Among companies adding workers is Norfolk Southern Corp. (NSC) The fourth-biggest U.S. railroad is expanding payrolls as it benefits from an economic expansion that’s boosting shipping volumes. First-quarter profit excluding some items was $1 a share, topping the 90-cent average estimate from 27 analysts surveyed by Bloomberg.

‘Need to Hire’

“We still have a need for additional employees for the business that we’ve got out there,” Mark Manion, chief operating officer of Norfolk Southern, said in an April 27 teleconference. “There is a need to hire for our current business as well as hiring for the growth that’s anticipated in the first — this year and on into 2012.”

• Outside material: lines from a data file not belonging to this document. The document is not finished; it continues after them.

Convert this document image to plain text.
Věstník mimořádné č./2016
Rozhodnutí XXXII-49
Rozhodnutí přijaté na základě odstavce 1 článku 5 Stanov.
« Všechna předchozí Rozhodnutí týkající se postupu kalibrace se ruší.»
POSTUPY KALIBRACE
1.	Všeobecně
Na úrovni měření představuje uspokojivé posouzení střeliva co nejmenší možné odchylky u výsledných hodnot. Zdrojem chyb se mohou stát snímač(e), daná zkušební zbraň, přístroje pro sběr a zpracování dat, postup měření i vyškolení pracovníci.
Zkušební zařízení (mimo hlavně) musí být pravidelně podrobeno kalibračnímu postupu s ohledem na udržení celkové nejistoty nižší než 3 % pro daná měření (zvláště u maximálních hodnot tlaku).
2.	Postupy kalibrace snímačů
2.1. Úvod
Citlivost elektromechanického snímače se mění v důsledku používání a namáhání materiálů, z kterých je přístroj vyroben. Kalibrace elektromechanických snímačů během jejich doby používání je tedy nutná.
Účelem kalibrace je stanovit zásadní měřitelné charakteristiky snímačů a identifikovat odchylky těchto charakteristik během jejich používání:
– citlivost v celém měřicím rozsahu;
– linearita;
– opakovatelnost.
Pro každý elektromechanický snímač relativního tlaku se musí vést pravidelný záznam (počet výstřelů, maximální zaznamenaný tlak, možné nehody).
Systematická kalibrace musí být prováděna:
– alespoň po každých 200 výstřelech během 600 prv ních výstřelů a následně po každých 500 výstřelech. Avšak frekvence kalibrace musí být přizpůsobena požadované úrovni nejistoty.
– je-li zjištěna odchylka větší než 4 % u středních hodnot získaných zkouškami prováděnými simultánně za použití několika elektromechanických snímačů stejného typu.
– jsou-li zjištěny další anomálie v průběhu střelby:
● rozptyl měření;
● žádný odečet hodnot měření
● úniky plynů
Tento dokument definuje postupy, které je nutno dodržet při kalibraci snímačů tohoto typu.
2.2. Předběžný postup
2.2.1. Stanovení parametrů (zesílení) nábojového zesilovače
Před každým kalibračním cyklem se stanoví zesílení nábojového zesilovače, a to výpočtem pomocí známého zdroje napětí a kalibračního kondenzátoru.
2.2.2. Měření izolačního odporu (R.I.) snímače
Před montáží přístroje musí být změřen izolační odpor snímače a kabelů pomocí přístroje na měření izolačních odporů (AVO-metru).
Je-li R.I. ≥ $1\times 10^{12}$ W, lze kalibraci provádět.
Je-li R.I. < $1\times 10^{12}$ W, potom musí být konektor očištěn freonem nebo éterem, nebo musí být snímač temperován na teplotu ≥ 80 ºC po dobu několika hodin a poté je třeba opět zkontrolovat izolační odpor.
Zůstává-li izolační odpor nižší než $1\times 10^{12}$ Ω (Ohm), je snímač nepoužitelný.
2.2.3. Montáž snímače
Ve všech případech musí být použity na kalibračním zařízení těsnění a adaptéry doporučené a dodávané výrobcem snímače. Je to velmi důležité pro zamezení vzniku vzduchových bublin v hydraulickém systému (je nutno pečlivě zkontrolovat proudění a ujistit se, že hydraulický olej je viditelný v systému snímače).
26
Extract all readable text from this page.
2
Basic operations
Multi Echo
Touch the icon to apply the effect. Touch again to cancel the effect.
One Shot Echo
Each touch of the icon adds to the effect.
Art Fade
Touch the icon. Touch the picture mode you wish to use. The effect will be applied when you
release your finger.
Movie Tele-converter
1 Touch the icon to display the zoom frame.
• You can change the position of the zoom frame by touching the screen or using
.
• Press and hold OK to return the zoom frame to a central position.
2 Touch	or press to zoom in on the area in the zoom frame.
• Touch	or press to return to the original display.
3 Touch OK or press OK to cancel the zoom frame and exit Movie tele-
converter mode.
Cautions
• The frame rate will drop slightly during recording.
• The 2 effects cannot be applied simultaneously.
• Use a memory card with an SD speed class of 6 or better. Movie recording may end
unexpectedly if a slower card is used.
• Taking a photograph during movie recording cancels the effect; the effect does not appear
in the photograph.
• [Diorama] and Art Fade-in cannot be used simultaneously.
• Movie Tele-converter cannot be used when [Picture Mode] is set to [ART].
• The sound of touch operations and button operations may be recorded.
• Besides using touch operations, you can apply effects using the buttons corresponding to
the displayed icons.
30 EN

The separate survey of households showed the size of the labor force was little changed in April and employment shrank by 190,000. That pushed the share of the population in the labor force down to 58.4 percent from 58.5 percent a month earlier.

Government payrolls decreased by 24,000 last month. Local government employment dropped by 14,000.

Factory payrolls increased by 29,000 last month, more than the survey forecast of a 20,000 gain, after a 22,000 rise in March.

Service Providers

Employment at service-providers rose 200,000 in April after a 184,000 gain the prior month. The health care industry added 37,300 workers in April. Construction payrolls rose 5,000 and retail trade employment increased 57,100. The gain at retailers may have reflected the effects of an Easter holiday that occurred later this year than last, making seasonal adjustment difficult for Labor Department.

While payrolls have grown each month since October, Bernanke said on April 27 that central bankers would like to see more strength in the U.S. job market, noting that a recovery has been “quite slow.”

“The labor market is improving gradually,” Bernanke said to reporters during the first-ever press conference following a Federal Open Market Committee meeting. “We would like to make sure that that is sustainable. The longer it goes on, the more confident we are.”

Economic growth slowed to a 1.8 percent annual rate in the first quarter after expanding at a 3.1 percent pace in the last three months of 2010, according to Commerce Department figures.